Sebi proposes measures to contain price volatility on shares in derivative segment


NEW DELHI: Capital markets regulator Sebi on Sunday presented a proposal to strengthen the existing price band formulation for scrips in the derivatives segment to deepen volatility management and minimize information asymmetry in the market.
Price bands for scrip or derivatives contracts represent the limits within which competing orders from buyers and sellers for a day are accepted by the exchange’s trading system.
In the case of scrips with derivative contracts, these price ranges are dynamic and can be adjusted flexibly depending on the day-to-day trading.
In its consultation paper, Sebi has suggested that in the event that a share in the futures and options segment falls or rises by more than 20 percent per day, the cooling off period should be gradually extended, with the maximum cooling off period being one hour from the current 15 minutes .

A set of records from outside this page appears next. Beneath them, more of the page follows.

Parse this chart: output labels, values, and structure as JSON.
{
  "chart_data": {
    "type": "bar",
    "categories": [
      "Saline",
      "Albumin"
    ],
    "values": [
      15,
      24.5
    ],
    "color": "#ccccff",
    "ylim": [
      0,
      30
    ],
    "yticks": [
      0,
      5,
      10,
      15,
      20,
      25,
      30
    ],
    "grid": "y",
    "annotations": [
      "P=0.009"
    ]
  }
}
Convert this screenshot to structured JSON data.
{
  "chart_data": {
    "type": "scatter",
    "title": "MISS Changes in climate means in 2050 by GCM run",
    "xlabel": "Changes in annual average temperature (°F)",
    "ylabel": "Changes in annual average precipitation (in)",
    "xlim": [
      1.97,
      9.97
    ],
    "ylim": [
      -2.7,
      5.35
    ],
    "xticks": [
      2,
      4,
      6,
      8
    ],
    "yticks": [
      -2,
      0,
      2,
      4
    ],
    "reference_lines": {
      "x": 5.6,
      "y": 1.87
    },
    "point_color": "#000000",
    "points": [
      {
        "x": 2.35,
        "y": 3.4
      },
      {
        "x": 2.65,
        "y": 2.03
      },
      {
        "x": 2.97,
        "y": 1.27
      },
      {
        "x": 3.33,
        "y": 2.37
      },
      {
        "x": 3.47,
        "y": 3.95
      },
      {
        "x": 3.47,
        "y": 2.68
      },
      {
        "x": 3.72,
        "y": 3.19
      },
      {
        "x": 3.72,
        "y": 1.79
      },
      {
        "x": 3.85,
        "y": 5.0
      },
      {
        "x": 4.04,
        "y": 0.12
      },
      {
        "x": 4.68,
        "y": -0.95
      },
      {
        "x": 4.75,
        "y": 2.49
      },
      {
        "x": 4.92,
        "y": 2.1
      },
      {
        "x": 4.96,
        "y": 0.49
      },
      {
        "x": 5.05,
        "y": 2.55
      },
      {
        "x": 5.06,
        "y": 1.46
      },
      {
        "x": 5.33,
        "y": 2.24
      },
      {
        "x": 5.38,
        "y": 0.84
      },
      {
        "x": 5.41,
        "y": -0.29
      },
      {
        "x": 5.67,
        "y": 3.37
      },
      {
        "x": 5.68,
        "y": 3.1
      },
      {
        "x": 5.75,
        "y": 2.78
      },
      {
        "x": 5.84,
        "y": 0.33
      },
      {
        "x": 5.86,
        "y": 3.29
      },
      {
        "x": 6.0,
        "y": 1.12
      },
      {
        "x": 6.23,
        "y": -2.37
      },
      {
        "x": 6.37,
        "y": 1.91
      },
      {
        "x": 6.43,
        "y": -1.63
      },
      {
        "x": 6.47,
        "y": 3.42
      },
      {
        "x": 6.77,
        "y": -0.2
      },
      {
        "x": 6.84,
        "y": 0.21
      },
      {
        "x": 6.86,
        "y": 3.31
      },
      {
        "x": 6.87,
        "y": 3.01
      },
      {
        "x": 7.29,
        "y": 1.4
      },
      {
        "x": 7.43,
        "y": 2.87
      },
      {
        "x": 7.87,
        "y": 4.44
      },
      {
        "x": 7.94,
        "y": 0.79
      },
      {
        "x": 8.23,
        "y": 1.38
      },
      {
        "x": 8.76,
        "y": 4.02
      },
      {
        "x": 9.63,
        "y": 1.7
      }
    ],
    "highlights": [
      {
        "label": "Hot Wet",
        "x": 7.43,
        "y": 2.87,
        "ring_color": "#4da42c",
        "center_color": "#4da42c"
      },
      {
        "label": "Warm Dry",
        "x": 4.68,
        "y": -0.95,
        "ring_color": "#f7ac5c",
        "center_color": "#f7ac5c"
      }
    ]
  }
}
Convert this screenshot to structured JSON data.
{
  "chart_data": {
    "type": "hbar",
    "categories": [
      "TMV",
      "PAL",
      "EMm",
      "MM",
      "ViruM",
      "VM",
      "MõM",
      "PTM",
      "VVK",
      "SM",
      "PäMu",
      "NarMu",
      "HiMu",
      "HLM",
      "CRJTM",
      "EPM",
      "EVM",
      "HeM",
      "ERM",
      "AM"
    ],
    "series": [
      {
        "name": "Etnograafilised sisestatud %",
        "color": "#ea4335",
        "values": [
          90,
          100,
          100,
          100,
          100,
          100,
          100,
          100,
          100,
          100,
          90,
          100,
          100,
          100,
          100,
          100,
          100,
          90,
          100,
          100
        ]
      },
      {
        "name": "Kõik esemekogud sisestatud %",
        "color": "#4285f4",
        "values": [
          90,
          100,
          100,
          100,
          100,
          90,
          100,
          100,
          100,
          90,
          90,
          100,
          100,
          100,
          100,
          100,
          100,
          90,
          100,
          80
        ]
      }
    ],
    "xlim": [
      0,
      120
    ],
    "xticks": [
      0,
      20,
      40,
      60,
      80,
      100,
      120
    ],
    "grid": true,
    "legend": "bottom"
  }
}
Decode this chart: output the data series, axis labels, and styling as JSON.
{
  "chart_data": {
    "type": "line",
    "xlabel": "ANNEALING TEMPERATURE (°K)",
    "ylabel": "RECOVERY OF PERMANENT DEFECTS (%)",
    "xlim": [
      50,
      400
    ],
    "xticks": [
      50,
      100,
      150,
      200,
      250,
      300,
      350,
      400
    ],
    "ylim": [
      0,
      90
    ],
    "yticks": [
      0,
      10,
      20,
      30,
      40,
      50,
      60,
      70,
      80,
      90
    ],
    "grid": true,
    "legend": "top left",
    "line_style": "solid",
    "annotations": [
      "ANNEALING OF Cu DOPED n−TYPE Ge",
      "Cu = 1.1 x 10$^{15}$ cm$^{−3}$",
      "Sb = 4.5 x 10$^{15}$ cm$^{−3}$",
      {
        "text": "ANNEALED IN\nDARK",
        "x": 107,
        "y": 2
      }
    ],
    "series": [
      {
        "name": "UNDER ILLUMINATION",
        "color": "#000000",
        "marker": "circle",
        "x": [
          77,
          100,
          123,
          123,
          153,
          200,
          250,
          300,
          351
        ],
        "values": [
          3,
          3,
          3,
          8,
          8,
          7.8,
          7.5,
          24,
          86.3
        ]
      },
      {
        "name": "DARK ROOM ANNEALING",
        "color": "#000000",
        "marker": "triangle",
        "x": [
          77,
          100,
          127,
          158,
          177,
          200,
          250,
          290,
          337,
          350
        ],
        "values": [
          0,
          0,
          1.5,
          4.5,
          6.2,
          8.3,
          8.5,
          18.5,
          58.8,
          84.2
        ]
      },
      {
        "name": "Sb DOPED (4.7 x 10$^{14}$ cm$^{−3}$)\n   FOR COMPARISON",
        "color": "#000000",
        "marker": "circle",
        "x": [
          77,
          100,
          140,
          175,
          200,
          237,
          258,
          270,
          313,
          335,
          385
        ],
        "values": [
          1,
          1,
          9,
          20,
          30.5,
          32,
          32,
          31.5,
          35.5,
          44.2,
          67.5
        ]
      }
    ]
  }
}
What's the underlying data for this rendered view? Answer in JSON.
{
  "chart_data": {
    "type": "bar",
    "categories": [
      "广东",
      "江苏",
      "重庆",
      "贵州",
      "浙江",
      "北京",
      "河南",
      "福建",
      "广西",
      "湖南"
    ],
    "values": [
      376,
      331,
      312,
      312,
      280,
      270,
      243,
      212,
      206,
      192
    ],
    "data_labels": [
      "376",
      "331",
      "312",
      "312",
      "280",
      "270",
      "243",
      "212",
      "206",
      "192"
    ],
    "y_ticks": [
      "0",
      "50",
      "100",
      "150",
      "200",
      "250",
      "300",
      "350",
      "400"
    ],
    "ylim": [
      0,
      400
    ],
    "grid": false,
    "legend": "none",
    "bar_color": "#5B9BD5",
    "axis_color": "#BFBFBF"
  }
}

Thereafter, such scrips should be allowed to move no more than 2 percent from the current limit of 5 percent. The proposals would provide a tool to control extreme market volatility and help contain the worst one-day price moves in the scrip, Sebi said.
The proposals came amid a massive sell-off in Adani Group shares after US investment firm Hindenburg raised concerns about the conglomerate’s governance in its January report.
According to the Hindenburg Report, the Adani Group, which denied any wrongdoing, lost more than $140 billion of its market value.
The Securities and Exchange Board of India (Sebi) has solicited public comment on the proposal as of June 5.
Based on the draft papers, the regulator said that the regulator has proposed to introduce a revised temporary cap in the options price band once the stock price touches the price band until the price band flexes after the last traded price (LTP) of the options contract.
In addition, given the exchange’s surveillance-related findings, Sebi has proposed setting daily hard limits on the scrips in the futures contracts and corresponding price limits in options contracts.
It has been suggested that the scrip and futures contracts should have a price range of, say, 10 percent at the start of the day.
However, these price bands would remain in place as fixed daily limits for the period set by the exchange. Accordingly, for such a period, there would be a daily hard band of, say, 10 percent, which could not be flexible throughout the day.
In addition, Sebi suggested increasing the existing requirements of a minimum number of 25 trades of five different Unique Client Codes (UCCs) on both sides, bearing in mind that too high a value could hamper the price discovery process.
In addition, additional conditions of a minimum number of trading participants on both sides of the trades of at least 9.9 can be added, for example 3 to 5 trading participants on both sides.